A 1x1 convolution applies a learned linear combination across channels at each spatial position, without looking at any spatial neighbourhood. It is used to change the number of channels cheaply, add non-linearity between pointwise operations, and build the bottleneck blocks at the core of Inception and ResNet-50+.

How to think about it

The spatial-vs-channel distinction is the key insight. Once you explain it correctly, show the parameter saving in a bottleneck — that’s what interviewers remember.

What it computes

At every spatial position (i, j), a 1×1 conv computes:

output[i, j, f] = sum over c of input[i, j, c] * W[f, c] + b[f]

It mixes information across the channel dimension only — no neighbourhood, no spatial learning.

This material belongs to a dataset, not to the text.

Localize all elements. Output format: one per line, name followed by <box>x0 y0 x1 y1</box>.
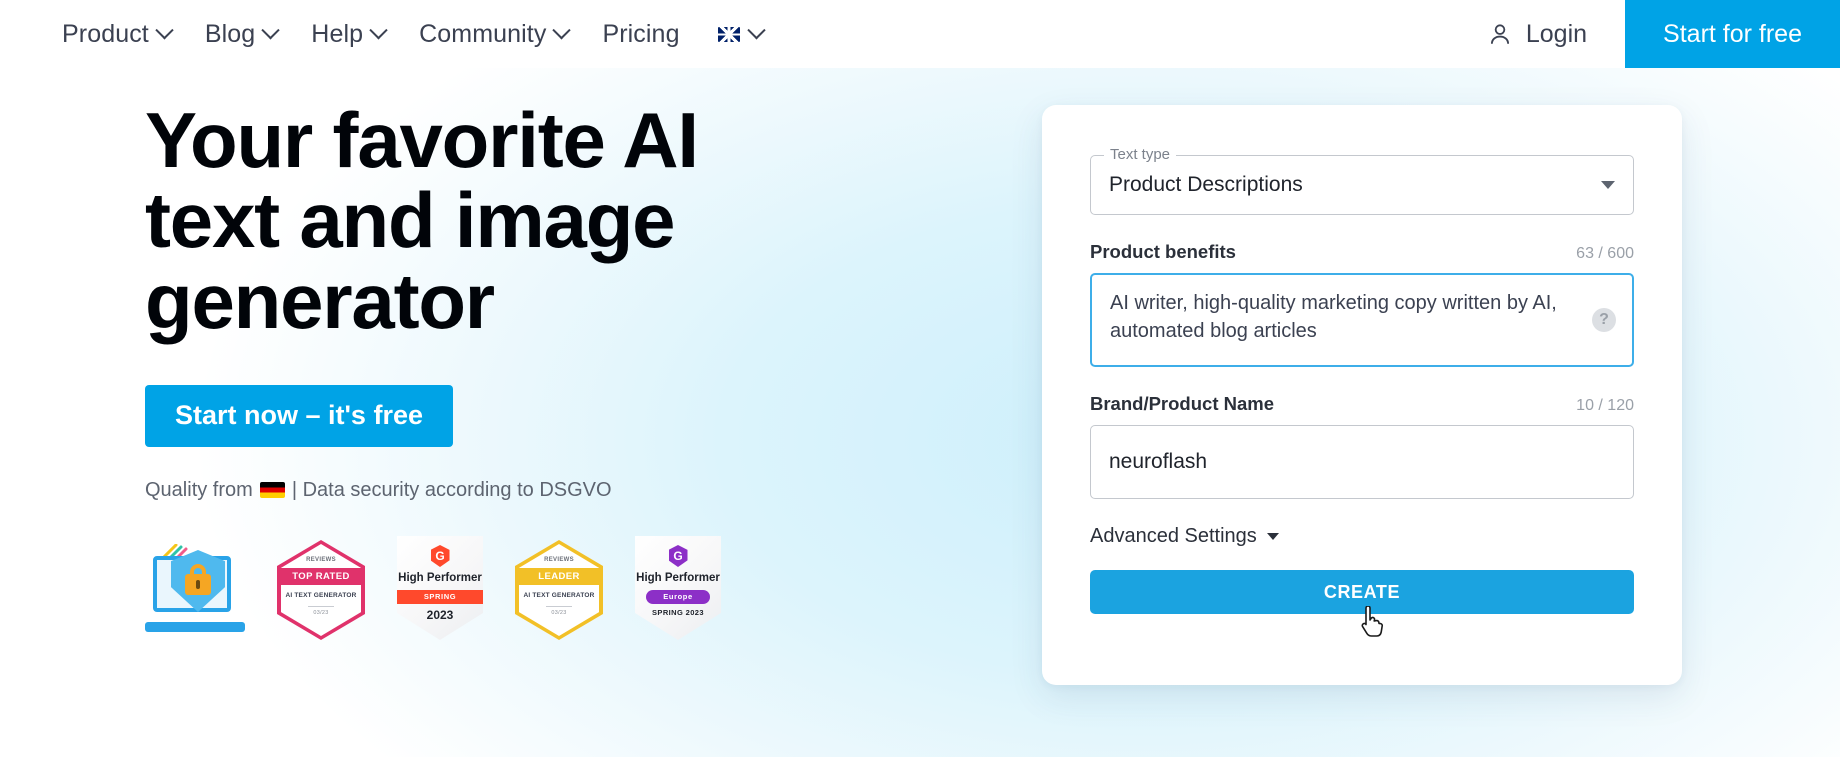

The result is a learned projection of the channel vector at each pixel.

Parameter count

params = (1 * 1 * C_in + 1) * C_out = (C_in + 1) * C_out

This is dramatically cheaper than a 3×3 conv: for C_in=256, C_out=256, a 3×3 costs (9*256+1)*256 ≈ 590 K parameters; a 1×1 costs only (256+1)*256 ≈ 65 K.

Use cases

Channel bottleneck (ResNet-50, Inception)

Compress channels before an expensive 3×3 conv, then expand again:

256ch → 1x1 → 64ch → 3x3 → 64ch → 1x1 → 256ch

Parameters for the 3×3 drop from (9*256+1)*256 ≈ 590 K to (9*64+1)*64 ≈ 37 K — roughly 16× cheaper.

Projection shortcuts

In ResNet, when a block changes the channel count, a 1×1 conv (with matching stride) aligns the skip connection dimensions before addition.

Pointwise mixing in depthwise-separable convolutions

MobileNet splits a standard conv into: (1) a depthwise conv that processes each channel independently, then (2) a 1×1 pointwise conv that mixes channels. The 1×1 step recovers cross-channel expressiveness at minimal cost.

Non-linearity injection

A 1×1 conv followed by ReLU adds a cheap non-linear transformation, increasing the network’s representational power without spatial cost.